Chicks in the nest can also become caught in the twine.
“What happens is the young often get tangled up in the nest and their limbs are deformed, and they are doomed,” Davis said. “It’s tragic.”
Colorful nests
Ospreys like to collect an assortment of objects to adorn their nests, including materials such as grasses, moss and lichens and manmade objects such as articles of clothing and paper products. Davis said she has seen a nest with a bathing suit top woven among the branches and sticks.
“Ospreys are very decorative when it comes to nest building. They love to pick up junk. Nest building is a courtship thing. They keep adding to it,” Davis said.
“One of the things I see more often than not is some kind of stringy stuff hanging down from the nest,” said Kent Woodruff, a wildlife biologist with Washington Department of Fish and Wildlife (WDFW) in the Methow Valley. Often that “stringy stuff” includes baling twine.
“Baling twine is a big, beautiful, easy-to-spot decorative item” for osprey, but humans can reduce the risk it poses to the raptors, Davis said.
“It’s so easily remedied. Just pick it up. Baling twine is easy to pick up … just keep your horse pastures free of baling twine,” Davis said. “It should be against the law to leave it out.”
The Audubon Society in Montana has sponsored efforts to collect baling twine, Davis said. Collection campaigns can be “a great community thing,” and something children enjoy helping with, she said. “You just get the landowners’ permission.”
Local awareness
Leigh said she is hoping something similar can happen here “to clean up areas known to have a lot of this type of debris.”
She sent her photos to WDFW and local Audubon Society members to draw attention to the problem, and hopes to raise awareness among the general public.
“It’s as vivid as seeing water birds tangled in fishing line or six pack rings,” Leigh said. “It’s not a local issue, it’s a national issue and probably a worldwide issue.”
“We humans are very compassionate about the animals around us,” Woodruff said. Incidents like the dead osprey photographed by Leigh “are disturbing moments in our interaction with the animal world.”
Ospreys, like other birds of prey, “were severely affected by DDT [a pesticide] so their populations were significantly diminished” before the chemical was banned in the early 1970s, Woodruff said.
The osprey population has rebounded since then, he said, and the raptor is not listed as threatened or endangered.
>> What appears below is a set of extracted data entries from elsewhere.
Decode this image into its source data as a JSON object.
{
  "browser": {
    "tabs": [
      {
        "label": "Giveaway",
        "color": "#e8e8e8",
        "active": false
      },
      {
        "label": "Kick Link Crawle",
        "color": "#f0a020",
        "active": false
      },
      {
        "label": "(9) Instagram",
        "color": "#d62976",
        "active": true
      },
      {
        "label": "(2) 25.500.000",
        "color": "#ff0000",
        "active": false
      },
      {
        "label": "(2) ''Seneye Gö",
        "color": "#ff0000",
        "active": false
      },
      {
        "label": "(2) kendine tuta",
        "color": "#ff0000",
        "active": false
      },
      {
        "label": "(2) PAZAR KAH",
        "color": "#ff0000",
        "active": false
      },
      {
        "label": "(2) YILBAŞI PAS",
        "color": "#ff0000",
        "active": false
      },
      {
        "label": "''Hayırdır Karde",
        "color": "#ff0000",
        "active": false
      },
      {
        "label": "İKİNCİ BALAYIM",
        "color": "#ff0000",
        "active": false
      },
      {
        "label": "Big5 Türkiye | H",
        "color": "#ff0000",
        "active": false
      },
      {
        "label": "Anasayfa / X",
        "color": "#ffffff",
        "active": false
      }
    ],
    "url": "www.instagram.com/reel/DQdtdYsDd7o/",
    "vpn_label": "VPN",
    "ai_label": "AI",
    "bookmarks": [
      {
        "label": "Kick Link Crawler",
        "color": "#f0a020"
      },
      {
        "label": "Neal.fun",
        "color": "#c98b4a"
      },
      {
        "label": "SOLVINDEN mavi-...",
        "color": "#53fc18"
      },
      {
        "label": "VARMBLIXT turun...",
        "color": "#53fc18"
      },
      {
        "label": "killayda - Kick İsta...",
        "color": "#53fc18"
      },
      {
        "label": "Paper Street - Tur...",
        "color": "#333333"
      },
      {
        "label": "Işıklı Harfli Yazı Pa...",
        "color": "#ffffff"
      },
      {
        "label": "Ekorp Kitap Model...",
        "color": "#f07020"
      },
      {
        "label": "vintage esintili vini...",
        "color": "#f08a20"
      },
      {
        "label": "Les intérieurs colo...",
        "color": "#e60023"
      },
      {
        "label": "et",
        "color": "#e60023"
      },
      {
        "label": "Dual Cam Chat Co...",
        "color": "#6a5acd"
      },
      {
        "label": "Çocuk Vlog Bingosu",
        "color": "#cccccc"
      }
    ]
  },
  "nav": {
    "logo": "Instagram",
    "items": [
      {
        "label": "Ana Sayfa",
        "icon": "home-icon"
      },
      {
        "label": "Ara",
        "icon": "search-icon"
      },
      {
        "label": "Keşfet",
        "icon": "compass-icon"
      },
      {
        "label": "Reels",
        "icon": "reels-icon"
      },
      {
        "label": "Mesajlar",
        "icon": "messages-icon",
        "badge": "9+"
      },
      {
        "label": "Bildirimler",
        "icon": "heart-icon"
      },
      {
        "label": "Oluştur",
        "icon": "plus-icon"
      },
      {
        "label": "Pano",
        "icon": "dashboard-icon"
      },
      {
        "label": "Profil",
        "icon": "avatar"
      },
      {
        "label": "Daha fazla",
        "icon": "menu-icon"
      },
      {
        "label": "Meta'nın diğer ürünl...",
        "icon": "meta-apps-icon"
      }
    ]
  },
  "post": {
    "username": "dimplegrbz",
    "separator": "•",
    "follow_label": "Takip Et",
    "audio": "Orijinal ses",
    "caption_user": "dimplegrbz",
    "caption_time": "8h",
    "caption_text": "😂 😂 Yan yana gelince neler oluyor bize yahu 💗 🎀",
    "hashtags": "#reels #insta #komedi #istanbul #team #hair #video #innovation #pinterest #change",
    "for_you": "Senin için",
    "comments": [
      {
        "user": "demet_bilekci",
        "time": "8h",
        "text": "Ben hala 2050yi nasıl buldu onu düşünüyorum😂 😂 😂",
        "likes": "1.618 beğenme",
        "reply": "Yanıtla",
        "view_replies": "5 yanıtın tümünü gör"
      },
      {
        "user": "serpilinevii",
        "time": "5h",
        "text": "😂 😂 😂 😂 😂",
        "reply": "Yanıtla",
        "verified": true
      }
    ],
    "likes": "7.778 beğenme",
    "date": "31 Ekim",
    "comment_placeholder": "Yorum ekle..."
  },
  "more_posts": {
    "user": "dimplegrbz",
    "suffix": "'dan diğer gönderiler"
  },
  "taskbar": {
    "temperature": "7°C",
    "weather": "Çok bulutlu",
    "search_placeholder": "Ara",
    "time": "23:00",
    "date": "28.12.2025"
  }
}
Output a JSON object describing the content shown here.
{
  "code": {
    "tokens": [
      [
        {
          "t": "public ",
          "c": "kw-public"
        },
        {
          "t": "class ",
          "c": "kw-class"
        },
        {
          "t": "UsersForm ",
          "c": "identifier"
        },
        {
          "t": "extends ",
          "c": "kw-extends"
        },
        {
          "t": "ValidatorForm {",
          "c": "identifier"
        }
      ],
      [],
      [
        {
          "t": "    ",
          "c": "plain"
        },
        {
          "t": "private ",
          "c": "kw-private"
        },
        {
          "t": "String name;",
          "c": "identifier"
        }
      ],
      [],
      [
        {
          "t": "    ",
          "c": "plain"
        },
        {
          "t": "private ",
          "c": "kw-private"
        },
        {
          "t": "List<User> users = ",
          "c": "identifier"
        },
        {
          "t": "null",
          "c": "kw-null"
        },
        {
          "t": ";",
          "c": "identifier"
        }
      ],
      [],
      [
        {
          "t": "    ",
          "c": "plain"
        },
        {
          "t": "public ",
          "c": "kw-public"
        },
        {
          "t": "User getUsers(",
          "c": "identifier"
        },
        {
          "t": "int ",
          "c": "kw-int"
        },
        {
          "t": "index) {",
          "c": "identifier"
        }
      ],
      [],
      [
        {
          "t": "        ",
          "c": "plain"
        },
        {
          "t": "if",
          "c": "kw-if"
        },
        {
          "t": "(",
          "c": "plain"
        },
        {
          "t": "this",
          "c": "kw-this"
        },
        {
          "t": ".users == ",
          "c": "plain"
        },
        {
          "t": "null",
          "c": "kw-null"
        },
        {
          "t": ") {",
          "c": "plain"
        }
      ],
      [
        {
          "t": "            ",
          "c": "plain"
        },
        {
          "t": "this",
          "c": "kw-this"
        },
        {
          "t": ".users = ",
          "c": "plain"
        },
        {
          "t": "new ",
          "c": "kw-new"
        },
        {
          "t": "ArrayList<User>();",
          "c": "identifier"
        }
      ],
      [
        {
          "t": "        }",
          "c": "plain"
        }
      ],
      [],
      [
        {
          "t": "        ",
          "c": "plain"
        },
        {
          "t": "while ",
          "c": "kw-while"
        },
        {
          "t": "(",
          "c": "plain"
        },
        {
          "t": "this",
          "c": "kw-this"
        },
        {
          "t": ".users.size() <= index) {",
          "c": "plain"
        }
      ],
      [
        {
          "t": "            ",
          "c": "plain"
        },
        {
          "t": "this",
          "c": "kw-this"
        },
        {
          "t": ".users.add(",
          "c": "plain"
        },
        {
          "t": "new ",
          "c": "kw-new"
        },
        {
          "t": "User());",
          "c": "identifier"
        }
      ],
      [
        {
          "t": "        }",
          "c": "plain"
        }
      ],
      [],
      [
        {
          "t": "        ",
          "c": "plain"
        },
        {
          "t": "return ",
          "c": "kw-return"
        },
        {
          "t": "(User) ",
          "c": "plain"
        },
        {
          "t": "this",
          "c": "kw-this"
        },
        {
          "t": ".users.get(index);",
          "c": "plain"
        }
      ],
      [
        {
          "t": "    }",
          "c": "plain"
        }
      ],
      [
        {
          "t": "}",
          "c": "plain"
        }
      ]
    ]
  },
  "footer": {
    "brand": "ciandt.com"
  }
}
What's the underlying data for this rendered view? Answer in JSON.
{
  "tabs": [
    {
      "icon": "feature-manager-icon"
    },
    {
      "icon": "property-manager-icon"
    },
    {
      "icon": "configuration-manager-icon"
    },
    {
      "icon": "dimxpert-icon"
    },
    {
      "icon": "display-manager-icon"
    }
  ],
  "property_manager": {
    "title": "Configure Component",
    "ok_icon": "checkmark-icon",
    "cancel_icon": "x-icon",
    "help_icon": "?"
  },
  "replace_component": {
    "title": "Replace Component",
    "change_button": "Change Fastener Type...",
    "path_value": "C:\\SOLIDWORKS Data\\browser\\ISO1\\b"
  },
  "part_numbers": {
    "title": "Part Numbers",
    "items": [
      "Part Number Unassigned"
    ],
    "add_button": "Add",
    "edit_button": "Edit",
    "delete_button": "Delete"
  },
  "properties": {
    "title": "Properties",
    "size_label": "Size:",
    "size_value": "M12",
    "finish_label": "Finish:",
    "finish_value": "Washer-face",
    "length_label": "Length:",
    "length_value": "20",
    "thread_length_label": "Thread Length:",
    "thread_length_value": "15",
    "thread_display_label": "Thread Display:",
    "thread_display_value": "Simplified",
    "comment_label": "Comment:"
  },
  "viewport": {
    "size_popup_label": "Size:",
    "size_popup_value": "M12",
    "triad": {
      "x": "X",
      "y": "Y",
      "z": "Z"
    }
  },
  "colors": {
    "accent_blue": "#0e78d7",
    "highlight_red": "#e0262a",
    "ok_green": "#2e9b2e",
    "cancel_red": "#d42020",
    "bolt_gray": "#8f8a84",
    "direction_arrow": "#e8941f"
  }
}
Woodruff estimated that perhaps 10 pairs of ospreys live in the Methow Valley. One pair has nested for several years near tennis courts on the Methow Valley school district campus.
Ospreys usually mate for life, Davis said. Sometimes called “fish hawks,” ospreys eat fish almost exclusively, and build their nests near rivers, lakes and salt water.
The females stay in the nest after chicks hatch, and the male catches and delivers fish. In fall, the birds migrate south to Mexico, Central America and South America. The adults leave first, and the “young figure it out” and follow soon after, Davis said.